The Anti-Party Group (Russian: Антипартийная группа, tr. Antipartiynaya gruppa) was a Stalinist group within the leadership of the Communist Party of the Soviet Union that unsuccessfully attempted to depose Nikita Khrushchev as First Secretary of the Party in June 1957. The group, given that epithet by Khrushchev, was led by former Premiers Georgy Malenkov and Vyacheslav Molotov and former First Deputy Chairman Lazar Kaganovich. The group rejected both Khrushchev's liberalization of Soviet society and his denunciation of Joseph Stalin, and promoted the full restoration and preservation of Stalinism.
The members of the group regarded Khrushchev's attacks on Stalin, most famously in the Secret Speech delivered at the 20th Congress of the CPSU in 1956 as wrong and hypocritical, given Khrushchev's complicity in the Great Purge and similar events as one of Stalin's favorites. They believed that Khrushchev's policy of peaceful coexistence would jeopardize struggle against capitalist powers internationally.
By 1957 Nikita Khrushchev was in a relatively secure position as first secretary of the Communist Party. Several years earlier he had outmaneuvered Georgii Malenkov for party leadership by stressing the need to continue developing heavy industry and increasing military expenditures, policies that appealed to core constituencies of the party. He also built via the power of appointment an extensive network of loyal clients in the central apparatus and regional party organizations. He had weathered the storms of the previous year in eastern Europe occasioned by destalinization, and could point to the success of his Virgin Lands scheme that had brought millions of new acres under cultivation.
Now determined to liberalise the economy, decentralise economic planning, Khrushchev embarked on a radical restructuring of economic administration. In February he announced the abolition of most central industrial ministries and the creation of 107 regional economic councils (sovnarkhozy) corresponding to the territorial divisions of oblasts and autonomous republics. Intended to bolster regional party leaders’ participation in and supervision over economic decision-making, the “Law on Further Improving the Organization of Management of Industry and Construction” was passed by the Presidium of the Supreme Soviet on May 10, 1957.
Stung by the implications of this decentralization program, Viacheslav Molotov, Lazar Kaganovich and several other Stalinist stalwarts confronted Khrushchev at a meeting of the party’s Presidium in late June.
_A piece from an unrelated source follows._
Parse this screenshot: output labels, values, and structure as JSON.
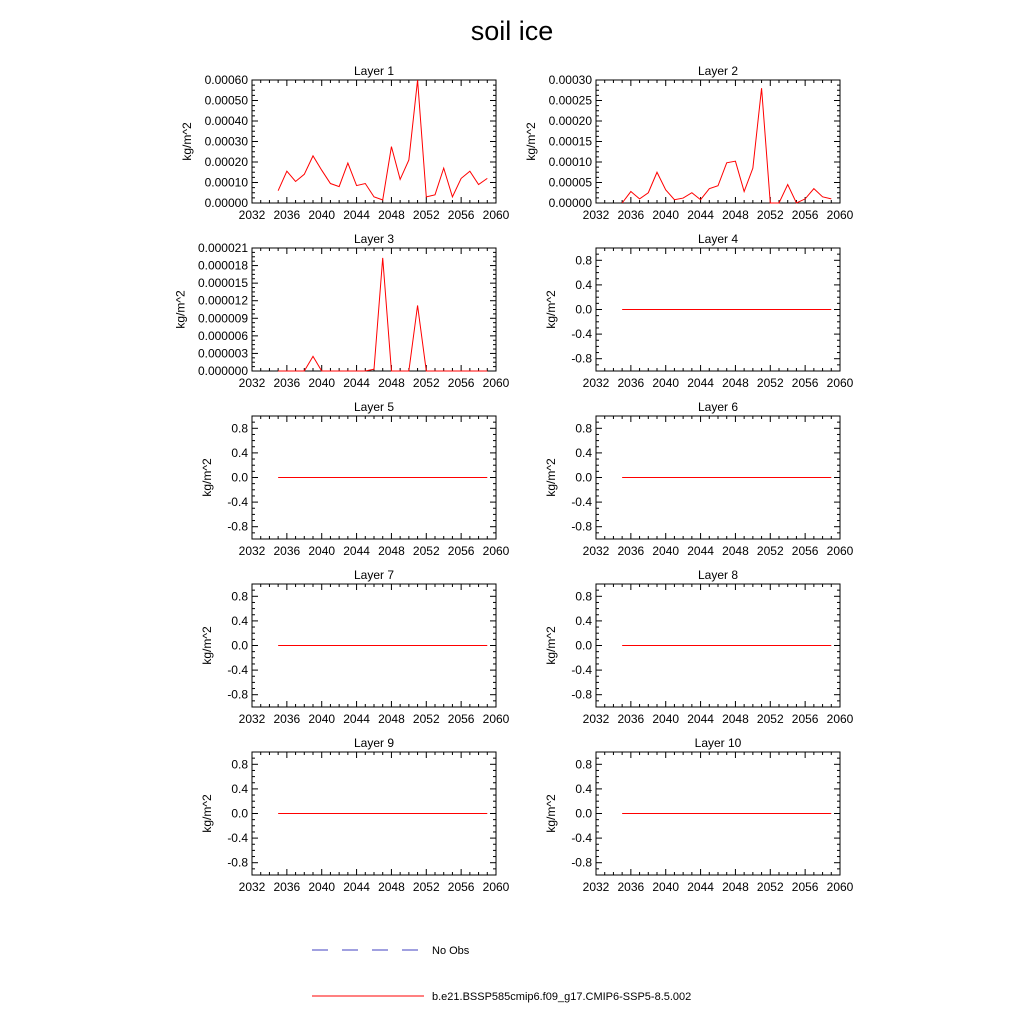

They accused him of sowing disunity in the party, promoting his “cult of personality,” and otherwise acting irresponsibly. However, Khrushchev parried this attempt to oust him as first secretary in favor of Nikolai Bulganin by calling an extraordinary session of the Central Committee. Thanks to Georgii Zhukov, the Minister of Defense who arranged military transport to bring Khrushchev’s supporters to the capital, the majority in the Central Committee turned the tables on Khrushchev’s critics by denouncing them as an “anti-Party group” and confirming him in office. The conspirators were forced to resign from the Presidium and assume minor posts in the state bureaucracy. Zhukov was rewarded for his support by being upgraded from a candidate to full member of the Presidium, but in October 1957 he was removed from office and sent into retirement, undoubtedly because he had come to represent a threat to party oversight of the military.